Boolean functions

[Marc LeBrun]

 >=karttu
 >>=Neil
 >> In 1949 Shannon considered the following question...

Hard to imagine that this hasn't been completely solved by now.  I can't 
help but think it must be in Knuth's long-awaited volume 4.  But it's fun 
to think about anyhow.

 > I get 6 AND's and 3 OR's. What I am counting wrong?
 > I guess there is an identity that allows eliminating one of
 > the operations above when one constructs a corresponding
 > circuit?

You're counting that expression right.  And I think we can assume Shannon's 
question would involve only the familiar Boolean operations, without 
extraneous switchery.  Perhaps there's another expression for "XOR[3]" that 
takes only 8 operations.

But I don't understand the sequence as given, either.  You can get all 16 
2-variable functions with no more than 3 operations:

# 1s in
output    Expressions

0         0

1         XY X'Y XY' X'Y'

2         X Y X' Y' XY+X'Y' XY'+X'Y

3         X+Y X'+Y X+Y' X'+Y'

4         X+X'+Y+Y'

1+4+6+4+1=16.  The hardest are XOR, EQV and 1, each taking only 3 operations.

So perhaps there's something about Shannon's question we're missing?

 > Shouldn't we able to compute this ... with the modern hardware?
 > And maybe more if there's some hidden symmetry to be exploited...
 > I'm thinking of what kind of search technique to apply here...
 > E.g., is there some guaranteed upper limit for G(f)

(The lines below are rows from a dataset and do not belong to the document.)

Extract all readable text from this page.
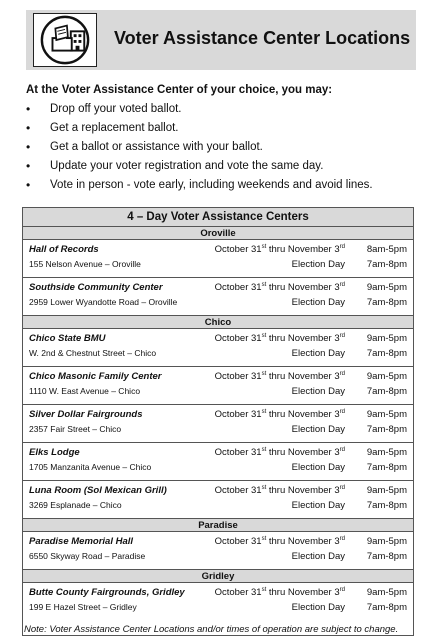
Voter Assistance Center Locations
At the Voter Assistance Center of your choice, you may:
• Drop off your voted ballot.
• Get a replacement ballot.
• Get a ballot or assistance with your ballot.
• Update your voter registration and vote the same day.
• Vote in person - vote early, including weekends and avoid lines.
4 – Day Voter Assistance Centers
Oroville
Hall of Records
155 Nelson Avenue – Oroville
October 31st thru November 3rd 8am-5pm
Election Day 7am-8pm
Southside Community Center
2959 Lower Wyandotte Road – Oroville
October 31st thru November 3rd 9am-5pm
Election Day 7am-8pm
Chico
Chico State BMU
W. 2nd & Chestnut Street – Chico
October 31st thru November 3rd 9am-5pm
Election Day 7am-8pm
Chico Masonic Family Center
1110 W. East Avenue – Chico
October 31st thru November 3rd 9am-5pm
Election Day 7am-8pm
Silver Dollar Fairgrounds
2357 Fair Street – Chico
October 31st thru November 3rd 9am-5pm
Election Day 7am-8pm
Elks Lodge
1705 Manzanita Avenue – Chico
October 31st thru November 3rd 9am-5pm
Election Day 7am-8pm
Luna Room (Sol Mexican Grill)
3269 Esplanade – Chico
October 31st thru November 3rd 9am-5pm
Election Day 7am-8pm
Paradise
Paradise Memorial Hall
6550 Skyway Road – Paradise
October 31st thru November 3rd 9am-5pm
Election Day 7am-8pm
Gridley
Butte County Fairgrounds, Gridley
199 E Hazel Street – Gridley
October 31st thru November 3rd 9am-5pm
Election Day 7am-8pm
Note: Voter Assistance Center Locations and/or times of operation are subject to change.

Well, very naively we can bound it because we can surely write every 
function as a "sub sum" of the tautological expression

   XYZ + X'YZ + XY'Z + X'Y'Z + XYZ' + ... = 1

which takes about n 2^n operations.

But of course there's LOTS of symmetry to remove.  Take some expression E, 
and make F from E by X swapping with X'.  Then if E=F they're independent 
of X.  So X could be removed, thus reducing E to only n-1 variables.  So we 
can consider just the cases where the output depends on all n 
inputs.  These must partition into families of equivalent complexity, where 
each is computable via the same expression with the variables inverted in 
every possible way.  (Generally these will have 2^n members, reduced by any 
algebraic subexpression symmetry).

A fruitful approach might be: for each n, try to find a construction for a 
function which always yields one of the hardest expressions.  It would 
probably strive to be something like the minimal case with maximal asymmetry...